Mark recalls, as many do, of his hardest LCSAR mission being the one for the lady near Pingree Park during Fair Parking a few years ago. The mission lasting from early evening till well into the morning required a carry-up of several miles over very rugged terrain (boulders the size of motor homes), finishing with a helicopter evac of the subject at a high point. Mark has some doubts about the seriousness of the back injuries but states that because of this "condition" she was not allowed to get out of the litter to go to the bathroom…
His most memorable practice was his BASART final at Grey Rock where they had to do an extremely long scree-evac down the steep slope that faces the road. During the debriefing at the Grey Rock parking lot, rescue leader Al Wonch broke into tears recounting some of the errors that may have been made with some of the technical aspects. This emotional debriefing affirmed for Mark the fact that these LCSAR people were very attuned to safety and protecting its members.
Mark commends the team for the vast improvements in the BASART program and the current methods for selecting people. He mentions Dave Hake and Cathy Morgenstern et. al. as examples of the high levels of commitment we see now. Mark has some concerns about some of the requirements the team has for acquiring and maintaining ratings and in particular has a problem with the fact that demonstration of skills on a mission is not used for this at present. He is concerned that we may lose or may have lost some good people because they are not showing up for practices but are fairly active in mission responses. He hopes the training committee will continue to work on the newly revised system and perhaps look at the logistics of this in the future. He is also curious as to why the team places so much emphasis on the EMT rating when historically this level of training has not been needed.

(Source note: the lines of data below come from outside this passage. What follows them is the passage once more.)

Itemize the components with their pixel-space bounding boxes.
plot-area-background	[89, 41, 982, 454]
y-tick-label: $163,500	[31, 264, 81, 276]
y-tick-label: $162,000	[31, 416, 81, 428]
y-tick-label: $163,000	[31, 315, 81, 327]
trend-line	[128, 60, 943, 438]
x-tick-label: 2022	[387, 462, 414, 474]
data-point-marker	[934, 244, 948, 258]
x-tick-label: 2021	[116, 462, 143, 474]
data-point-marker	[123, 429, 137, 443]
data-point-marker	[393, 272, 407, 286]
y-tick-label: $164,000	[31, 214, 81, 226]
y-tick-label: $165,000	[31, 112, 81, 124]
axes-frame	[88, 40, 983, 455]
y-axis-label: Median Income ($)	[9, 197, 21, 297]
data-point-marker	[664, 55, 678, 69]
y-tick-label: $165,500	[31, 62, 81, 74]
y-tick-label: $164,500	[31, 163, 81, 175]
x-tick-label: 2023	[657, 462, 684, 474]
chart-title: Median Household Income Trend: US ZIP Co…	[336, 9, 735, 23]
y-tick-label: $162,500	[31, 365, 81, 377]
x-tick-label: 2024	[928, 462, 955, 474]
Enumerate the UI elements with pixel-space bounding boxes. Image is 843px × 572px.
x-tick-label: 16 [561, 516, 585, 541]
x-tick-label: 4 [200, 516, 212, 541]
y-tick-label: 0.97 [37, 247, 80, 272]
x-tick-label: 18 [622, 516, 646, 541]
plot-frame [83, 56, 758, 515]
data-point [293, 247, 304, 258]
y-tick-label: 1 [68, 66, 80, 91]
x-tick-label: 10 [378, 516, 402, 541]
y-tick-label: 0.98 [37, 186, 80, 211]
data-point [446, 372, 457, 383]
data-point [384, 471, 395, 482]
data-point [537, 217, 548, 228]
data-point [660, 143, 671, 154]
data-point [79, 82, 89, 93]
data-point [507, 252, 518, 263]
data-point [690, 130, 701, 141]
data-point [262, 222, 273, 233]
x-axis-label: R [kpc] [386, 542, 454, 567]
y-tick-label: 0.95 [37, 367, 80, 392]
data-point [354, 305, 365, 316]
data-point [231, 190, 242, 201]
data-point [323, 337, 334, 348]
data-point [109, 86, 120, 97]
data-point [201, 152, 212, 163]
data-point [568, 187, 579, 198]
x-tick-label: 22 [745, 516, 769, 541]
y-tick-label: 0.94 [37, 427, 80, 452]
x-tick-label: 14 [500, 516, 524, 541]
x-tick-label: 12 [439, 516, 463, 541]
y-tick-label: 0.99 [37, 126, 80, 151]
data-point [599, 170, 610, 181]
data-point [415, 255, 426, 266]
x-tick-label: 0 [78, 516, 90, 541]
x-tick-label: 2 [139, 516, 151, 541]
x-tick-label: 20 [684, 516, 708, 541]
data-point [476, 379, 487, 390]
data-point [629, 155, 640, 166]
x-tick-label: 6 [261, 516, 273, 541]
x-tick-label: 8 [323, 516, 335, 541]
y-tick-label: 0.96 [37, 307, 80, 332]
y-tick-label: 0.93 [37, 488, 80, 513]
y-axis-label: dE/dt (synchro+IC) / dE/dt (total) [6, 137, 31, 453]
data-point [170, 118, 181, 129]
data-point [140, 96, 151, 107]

This is especially significant when the extra time needed may interfere with a person's ability to keep up their SAR skills or response level to call-outs.
On a more personal side, Mark has no ambitions to become a millionaire but rather is content with his current hobbies of fly fishing, flying and his Ham radio interests. When I asked him if he was happy with leading the single life, he states that he has never been married so he has nothing to compare it to. He doubts if his hobbies would continue to thrive were he married. He looks forward to some moderate advancement at Celestica, which recently purchased the portion of H-P where he works. If things get too hectic in this area he would consider taking a law enforcement job for a smaller community in Wyoming. Mark has done some law enforcement work in the past.
Mark is proud to be a member of LCSAR, which is looked upon in the SAR community as one of the best teams in the nation. He hopes everyone shares his pride and hopes the citizens and officials of Larimer County know how lucky they are to have a team of our caliber.
Last year Mark received his Life Membership award, which recognizes LCSAR members for at least 10 years of significant accomplishments and contributions to the team, and he is currently in training to become a SAR Manager. He is also a highly skilled radio and electronics person and has served as the teams Communications Officer for most of the 1990's. Having been harassed recently on the radio by Bill Cotton, Mark's last bit of advice to everyone is to always keep your wheels pointed in the down direction.